Julia: range indexing should produce a subarray, not a copy

Created on 12 Jul 2013 · 32Comments · Source: JuliaLang/julia

I would prefer that range indexing of an Array (e.g. X[1:10, :]) created a SubArray (a view/reference), not a copy. This seems more in the spirit of Julia's pass-by-reference semantics, and would eliminate some of the performance gotchas with range indexing.

It might also make future loop-devectorization optimization easier, because subarray references can be devectorized back into references to the original array without worrying that you will be changing the semantics.

It would reduce Matlab compatibility, but we already do that with pass-by-reference and so I doubt many users will be surprised by having the same reference semantics for range indexing.

This is something that has come up informally several times on the mailing list, but I didn't see any issue for it.

breaking

Source

stevengj

Most helpful comment

I find myself wanting to use this pattern all the time: a .= b[:,i]
But it seems that the right way to do this is: a .= view(b,:,i), which reads a bit less clearly (besides not being able to use end).

a = zeros(1000)
b = zeros(1000,10)

function f1(a,b,i)
    a[:] = b[:,i]
    nothing
end
function f2(a,b,i)
    a .= b[:,i]
    nothing
end
function f3(a,b,i)
    a .= view(b,:,i)
    nothing
end

@time f1(a,b,1)
  0.000011 seconds (6 allocations: 8.109 KiB)
@time f2(a,b,1)
  0.000006 seconds (6 allocations: 8.109 KiB)
@time f3(a,b,1)
  0.000002 seconds (4 allocations: 160 bytes)

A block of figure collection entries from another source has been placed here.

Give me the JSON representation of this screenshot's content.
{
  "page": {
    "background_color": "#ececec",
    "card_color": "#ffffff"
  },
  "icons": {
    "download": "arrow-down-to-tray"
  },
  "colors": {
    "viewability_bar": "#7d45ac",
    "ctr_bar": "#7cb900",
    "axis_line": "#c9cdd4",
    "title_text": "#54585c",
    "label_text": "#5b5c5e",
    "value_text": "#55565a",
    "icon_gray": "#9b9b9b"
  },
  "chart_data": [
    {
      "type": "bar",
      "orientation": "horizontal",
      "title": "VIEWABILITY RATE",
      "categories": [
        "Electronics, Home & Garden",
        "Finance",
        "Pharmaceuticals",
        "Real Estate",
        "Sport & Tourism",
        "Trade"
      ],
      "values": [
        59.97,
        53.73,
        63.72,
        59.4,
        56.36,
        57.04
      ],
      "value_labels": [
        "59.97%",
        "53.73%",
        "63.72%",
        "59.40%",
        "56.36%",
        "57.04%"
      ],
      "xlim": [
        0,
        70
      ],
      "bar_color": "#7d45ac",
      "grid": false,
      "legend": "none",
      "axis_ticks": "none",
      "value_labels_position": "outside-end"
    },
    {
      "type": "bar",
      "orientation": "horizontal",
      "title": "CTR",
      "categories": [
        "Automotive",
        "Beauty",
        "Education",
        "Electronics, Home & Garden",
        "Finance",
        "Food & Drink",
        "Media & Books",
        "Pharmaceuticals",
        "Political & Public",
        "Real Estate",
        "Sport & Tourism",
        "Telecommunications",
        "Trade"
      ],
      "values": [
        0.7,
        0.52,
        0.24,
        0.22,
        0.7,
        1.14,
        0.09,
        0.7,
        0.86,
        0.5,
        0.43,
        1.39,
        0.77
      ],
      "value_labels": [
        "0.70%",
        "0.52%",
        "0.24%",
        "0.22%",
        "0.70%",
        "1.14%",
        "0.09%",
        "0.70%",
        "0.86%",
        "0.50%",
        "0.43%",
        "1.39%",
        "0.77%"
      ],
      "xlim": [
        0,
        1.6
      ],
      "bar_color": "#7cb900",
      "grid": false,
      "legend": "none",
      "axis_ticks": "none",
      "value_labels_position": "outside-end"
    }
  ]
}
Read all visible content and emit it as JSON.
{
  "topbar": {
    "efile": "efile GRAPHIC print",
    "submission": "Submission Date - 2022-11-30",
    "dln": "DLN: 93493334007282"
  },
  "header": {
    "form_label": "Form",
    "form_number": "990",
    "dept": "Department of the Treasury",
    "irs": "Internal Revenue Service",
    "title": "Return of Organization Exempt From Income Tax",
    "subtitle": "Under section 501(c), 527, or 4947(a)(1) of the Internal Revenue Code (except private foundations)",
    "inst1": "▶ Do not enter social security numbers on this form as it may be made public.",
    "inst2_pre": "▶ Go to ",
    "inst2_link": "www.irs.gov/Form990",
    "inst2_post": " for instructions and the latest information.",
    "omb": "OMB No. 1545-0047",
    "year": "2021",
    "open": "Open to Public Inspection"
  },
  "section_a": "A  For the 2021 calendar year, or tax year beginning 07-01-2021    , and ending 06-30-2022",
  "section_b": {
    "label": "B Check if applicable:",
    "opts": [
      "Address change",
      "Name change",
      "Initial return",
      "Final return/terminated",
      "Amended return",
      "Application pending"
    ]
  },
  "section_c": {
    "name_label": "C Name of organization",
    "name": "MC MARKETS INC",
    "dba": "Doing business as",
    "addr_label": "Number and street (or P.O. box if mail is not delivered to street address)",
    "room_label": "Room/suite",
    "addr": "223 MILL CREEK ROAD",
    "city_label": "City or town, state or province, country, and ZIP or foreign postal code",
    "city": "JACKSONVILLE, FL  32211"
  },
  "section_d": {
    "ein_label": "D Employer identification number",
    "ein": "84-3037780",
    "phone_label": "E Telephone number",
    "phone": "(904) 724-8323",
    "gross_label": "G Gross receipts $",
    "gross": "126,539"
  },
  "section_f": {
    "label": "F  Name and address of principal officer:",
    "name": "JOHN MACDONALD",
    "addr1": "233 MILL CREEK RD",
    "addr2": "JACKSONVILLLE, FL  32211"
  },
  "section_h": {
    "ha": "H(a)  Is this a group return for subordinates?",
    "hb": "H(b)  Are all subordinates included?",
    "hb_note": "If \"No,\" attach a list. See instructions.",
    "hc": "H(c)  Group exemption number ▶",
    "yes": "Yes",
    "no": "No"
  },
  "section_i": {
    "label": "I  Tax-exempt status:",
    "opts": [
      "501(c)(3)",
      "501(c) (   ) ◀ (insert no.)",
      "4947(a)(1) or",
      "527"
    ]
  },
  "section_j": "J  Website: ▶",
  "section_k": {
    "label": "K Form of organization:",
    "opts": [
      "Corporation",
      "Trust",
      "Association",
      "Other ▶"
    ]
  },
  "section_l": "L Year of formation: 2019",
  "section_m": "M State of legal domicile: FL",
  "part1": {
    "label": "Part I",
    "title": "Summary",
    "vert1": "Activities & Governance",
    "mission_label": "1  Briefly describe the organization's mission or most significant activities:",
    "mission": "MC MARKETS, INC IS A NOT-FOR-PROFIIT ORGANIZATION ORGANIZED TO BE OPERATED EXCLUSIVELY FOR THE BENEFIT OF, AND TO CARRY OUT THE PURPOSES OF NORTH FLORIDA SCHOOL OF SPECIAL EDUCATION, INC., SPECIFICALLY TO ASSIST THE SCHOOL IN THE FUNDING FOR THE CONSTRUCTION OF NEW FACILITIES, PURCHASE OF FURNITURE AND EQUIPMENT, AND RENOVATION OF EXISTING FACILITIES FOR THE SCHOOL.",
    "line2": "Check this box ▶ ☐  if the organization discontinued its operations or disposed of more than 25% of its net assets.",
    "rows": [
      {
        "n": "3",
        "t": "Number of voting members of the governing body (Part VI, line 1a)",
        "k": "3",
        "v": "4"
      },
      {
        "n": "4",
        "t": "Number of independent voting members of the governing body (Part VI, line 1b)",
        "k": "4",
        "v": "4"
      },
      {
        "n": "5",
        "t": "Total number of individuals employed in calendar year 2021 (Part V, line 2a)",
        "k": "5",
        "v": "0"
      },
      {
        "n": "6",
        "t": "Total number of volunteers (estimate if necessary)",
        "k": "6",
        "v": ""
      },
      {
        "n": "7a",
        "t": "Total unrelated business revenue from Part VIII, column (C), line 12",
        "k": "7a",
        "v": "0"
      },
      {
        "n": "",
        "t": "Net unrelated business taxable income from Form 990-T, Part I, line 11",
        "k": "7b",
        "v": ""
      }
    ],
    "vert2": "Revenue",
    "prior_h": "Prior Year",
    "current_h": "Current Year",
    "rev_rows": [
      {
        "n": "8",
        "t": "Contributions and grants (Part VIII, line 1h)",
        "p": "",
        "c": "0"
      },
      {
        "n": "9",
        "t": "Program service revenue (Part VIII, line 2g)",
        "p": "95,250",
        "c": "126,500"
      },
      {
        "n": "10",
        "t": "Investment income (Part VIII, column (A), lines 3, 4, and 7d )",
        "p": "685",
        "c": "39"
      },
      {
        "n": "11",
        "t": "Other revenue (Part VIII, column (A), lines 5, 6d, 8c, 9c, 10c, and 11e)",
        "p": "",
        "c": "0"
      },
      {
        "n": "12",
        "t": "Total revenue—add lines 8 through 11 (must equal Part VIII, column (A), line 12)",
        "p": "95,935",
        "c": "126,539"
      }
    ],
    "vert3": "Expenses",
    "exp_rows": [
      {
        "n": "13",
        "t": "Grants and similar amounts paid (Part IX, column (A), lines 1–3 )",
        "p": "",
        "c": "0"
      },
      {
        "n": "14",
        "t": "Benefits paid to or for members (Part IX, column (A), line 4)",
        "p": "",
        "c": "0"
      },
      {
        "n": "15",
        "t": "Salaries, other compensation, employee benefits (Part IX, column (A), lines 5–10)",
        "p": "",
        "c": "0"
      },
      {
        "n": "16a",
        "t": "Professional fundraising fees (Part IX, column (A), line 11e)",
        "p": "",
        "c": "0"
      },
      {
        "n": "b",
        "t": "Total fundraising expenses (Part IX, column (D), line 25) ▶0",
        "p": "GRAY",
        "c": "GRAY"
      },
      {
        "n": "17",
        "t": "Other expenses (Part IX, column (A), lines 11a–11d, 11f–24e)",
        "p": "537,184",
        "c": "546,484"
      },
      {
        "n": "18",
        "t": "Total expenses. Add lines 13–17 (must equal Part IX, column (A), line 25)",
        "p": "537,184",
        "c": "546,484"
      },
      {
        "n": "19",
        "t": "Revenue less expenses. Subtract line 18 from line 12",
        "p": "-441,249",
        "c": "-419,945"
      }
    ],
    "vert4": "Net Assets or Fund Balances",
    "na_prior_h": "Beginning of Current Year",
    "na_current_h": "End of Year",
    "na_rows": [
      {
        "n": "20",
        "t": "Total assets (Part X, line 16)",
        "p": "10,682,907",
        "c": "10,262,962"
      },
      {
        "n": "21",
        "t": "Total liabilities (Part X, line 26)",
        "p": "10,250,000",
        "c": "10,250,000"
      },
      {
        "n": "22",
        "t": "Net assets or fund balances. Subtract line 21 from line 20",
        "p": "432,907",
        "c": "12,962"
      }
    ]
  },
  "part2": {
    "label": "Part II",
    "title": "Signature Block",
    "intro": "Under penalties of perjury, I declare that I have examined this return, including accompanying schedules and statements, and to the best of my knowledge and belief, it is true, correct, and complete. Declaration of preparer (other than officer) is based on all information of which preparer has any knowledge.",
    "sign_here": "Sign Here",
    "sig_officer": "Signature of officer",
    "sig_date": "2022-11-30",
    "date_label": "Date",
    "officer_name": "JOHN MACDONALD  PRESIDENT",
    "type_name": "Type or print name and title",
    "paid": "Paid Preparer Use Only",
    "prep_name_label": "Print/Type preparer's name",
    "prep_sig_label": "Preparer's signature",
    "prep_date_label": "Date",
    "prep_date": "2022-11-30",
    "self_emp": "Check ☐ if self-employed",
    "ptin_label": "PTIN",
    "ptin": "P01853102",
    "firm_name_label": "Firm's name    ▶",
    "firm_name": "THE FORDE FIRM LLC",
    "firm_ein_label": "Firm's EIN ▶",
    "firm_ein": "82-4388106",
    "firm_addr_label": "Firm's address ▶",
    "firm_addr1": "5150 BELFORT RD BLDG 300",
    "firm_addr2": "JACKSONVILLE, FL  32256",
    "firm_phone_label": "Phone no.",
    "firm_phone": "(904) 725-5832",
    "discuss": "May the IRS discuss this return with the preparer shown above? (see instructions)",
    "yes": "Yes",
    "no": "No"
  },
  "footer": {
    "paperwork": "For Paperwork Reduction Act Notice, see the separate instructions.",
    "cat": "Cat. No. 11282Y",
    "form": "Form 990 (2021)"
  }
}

Preserving the semantics of copying on slicing, could the compiler optimise away the copy in a .= b[:,i]? That would seem logical for a dot-operation, barring further use of the RHS through the return value.

I find the idea of module-wide @views begin ... end dangerous as it makes the semantics modal.

damiendr on 3 Aug 2017

👍3

All 32 comments

Thanks for making the issue. We should definitely do this.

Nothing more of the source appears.